The future of federal fiscal policy may lie not in the negotiations that Vice President Joe Biden is holding with bipartisan congressional leaders, or in the meetings of what’s now the Senate “Gang of Five,” or in deliberations at the Senate Budget Committee to produce a fiscal 2012 budget resolution.
Instead, it may lie in a special election in a traditionally Republican House congressional district in western New York State where Democratic Kathy Hochul, the Erie County clerk, is hammering Republican Jane Corwin, a state Assemblywoman, over the latter’s endorsement of a provision in the House-passed budget plan of Rep. Paul Ryan, R-Wisc., that would convert Medicare into a voucher program.
The special election to fill the vacancy created by Republican Chris Lee’s resignation is tomorrow, and the Wall Street Journal reports that Hochul has built a slight lead. “There would not be a competitive race in New York 26th [the district] if it were not for the Ryan budget and its Medicare proposal,” Democratic pollster Geoffrey Garin told the Journal.
That matters. Here’s why:
During the recent congressional recess, House Republican incumbents were severely criticized by their elderly constituents at town hall meetings for voting for Ryan’s budget plan, which sent leading Republicans into a flurry of frantic activity after lawmakers returned to Washington.
House GOP leaders first suggested they would back away from the Medicare provision, only to change course when hard-line conservatives expressed outrage. Then, Republican presidential candidate Newt Gingrich was forced to apologize to Ryan after saying on NBC’s “Meet the Press” that he did not support Ryan’s Medicare proposal because it amounted to “social engineering” from the right.
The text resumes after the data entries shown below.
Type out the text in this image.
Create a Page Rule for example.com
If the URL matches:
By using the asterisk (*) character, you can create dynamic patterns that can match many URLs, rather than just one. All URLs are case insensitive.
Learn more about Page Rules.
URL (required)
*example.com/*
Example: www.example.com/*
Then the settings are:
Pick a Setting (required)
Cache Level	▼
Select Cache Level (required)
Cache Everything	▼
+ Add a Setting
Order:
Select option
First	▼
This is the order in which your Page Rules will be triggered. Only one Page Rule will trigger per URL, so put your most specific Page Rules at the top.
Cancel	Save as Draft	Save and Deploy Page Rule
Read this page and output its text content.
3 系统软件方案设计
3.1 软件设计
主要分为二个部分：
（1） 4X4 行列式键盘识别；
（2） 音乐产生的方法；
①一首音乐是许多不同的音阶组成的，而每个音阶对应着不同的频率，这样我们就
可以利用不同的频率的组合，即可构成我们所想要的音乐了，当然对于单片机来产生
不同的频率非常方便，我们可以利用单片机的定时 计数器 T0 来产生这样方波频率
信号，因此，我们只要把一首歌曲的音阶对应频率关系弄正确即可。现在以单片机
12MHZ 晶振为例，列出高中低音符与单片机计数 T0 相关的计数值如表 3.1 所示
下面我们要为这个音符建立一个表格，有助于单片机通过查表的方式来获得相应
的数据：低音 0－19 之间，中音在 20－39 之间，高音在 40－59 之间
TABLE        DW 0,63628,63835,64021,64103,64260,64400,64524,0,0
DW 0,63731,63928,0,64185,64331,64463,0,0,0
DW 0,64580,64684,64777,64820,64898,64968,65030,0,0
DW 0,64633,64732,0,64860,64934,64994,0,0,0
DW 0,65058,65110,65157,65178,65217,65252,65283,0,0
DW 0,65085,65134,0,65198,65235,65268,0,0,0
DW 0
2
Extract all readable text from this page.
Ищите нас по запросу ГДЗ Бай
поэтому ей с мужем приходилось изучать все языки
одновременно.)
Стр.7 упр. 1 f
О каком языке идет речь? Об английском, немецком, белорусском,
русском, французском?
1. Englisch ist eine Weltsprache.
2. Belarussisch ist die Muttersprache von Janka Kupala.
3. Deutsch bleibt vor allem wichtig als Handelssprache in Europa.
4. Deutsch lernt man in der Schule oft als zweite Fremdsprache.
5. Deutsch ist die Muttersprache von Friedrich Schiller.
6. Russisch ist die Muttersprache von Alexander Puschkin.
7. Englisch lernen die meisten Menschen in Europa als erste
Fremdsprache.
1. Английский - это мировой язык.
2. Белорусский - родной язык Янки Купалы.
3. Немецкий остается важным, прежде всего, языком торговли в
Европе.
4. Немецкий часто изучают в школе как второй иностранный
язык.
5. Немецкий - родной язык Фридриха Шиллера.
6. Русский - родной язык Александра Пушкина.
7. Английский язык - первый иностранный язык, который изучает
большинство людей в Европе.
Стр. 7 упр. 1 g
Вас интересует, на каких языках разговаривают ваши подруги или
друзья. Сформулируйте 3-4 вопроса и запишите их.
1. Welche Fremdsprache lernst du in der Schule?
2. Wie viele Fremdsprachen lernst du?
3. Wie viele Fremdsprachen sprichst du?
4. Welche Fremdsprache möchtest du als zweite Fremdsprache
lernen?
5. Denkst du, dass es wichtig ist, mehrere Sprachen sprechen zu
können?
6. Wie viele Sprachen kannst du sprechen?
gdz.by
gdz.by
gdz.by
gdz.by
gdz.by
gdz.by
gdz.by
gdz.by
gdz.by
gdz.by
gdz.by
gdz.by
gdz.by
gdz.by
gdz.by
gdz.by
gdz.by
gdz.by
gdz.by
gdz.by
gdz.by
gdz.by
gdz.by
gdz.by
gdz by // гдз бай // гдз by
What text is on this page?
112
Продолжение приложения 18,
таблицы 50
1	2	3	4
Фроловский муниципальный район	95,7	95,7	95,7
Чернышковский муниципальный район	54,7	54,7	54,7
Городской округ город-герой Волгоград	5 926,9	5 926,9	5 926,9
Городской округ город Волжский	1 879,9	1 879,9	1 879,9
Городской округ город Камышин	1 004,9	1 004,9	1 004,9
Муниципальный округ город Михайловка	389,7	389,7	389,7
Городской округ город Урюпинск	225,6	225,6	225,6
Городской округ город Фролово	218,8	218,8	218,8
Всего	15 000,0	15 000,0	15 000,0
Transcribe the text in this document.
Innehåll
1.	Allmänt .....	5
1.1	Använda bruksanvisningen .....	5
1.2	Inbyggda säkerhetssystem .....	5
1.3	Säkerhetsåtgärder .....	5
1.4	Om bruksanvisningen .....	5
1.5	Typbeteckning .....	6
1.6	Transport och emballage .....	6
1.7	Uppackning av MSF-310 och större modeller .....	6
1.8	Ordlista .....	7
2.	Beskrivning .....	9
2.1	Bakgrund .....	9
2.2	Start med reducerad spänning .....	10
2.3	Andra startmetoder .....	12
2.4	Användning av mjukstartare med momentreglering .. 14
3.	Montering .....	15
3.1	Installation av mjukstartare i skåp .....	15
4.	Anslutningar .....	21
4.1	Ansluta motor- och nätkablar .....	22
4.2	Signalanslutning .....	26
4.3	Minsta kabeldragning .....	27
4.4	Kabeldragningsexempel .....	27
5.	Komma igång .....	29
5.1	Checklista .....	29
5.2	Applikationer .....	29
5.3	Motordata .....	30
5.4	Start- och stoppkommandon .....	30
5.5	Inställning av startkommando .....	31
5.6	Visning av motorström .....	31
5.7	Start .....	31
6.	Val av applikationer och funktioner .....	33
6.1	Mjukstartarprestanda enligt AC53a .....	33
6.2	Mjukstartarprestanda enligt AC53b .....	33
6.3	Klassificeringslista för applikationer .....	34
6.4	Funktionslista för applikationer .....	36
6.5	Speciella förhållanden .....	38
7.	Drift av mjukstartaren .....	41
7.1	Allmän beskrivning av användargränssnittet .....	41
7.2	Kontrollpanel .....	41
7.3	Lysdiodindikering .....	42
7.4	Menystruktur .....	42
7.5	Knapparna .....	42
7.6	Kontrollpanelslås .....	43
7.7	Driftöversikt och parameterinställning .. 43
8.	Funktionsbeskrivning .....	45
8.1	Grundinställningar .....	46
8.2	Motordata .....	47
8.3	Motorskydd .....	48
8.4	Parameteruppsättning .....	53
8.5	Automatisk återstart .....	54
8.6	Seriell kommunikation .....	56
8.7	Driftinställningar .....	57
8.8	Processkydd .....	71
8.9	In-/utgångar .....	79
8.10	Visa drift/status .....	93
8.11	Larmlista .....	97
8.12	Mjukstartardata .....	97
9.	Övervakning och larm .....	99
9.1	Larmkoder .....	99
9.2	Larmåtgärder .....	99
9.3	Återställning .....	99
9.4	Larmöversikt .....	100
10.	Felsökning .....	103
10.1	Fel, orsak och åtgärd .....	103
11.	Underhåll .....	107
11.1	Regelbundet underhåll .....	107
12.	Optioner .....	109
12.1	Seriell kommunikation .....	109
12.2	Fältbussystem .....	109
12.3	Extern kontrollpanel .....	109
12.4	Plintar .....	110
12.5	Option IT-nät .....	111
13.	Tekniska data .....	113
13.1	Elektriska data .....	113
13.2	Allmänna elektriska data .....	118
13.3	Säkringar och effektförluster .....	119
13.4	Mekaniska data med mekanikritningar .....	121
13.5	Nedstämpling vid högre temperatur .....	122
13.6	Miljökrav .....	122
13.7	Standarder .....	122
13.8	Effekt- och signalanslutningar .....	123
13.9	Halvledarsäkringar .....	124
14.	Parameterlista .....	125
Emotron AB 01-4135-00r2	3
So, with House Republican leaders and Gingrich reined in, Republicans again seem united behind Ryan’s plan. That could all change, however, if Hochul hangs on to win because it would send a strong signal to Republican incumbents that backing the Medicare voucher plan could endanger them politically.
Elections have consequences, and not just for the candidates involved in a particular race.
Politicians still talk about the re-election loss that former House Ways and Means Chairman Al Ullman suffered in 1980 after proposing a value-added tax, saying the result shows that such a tax would prove hazardous to anyone’s political health.
Meanwhile, Republicans still talk about how President George H.W. Bush lost his 1992 reelection bid after breaking the “read my lips, no new taxes” pledge he made at the 1988 Republican National Convention.
That Ullman and Bush probably lost more for other reasons – the former because he had lost touch with his district, the latter due to a weak economy – seems not to matter. Once conventional wisdom takes hold, it’s hard to change it.
If Hochul wins tomorrow, look for House Republican incumbents to run from any sweeping plans for Medicare. Look, too, for everyone to get nervous about cutting big programs of any kind that lots of people like.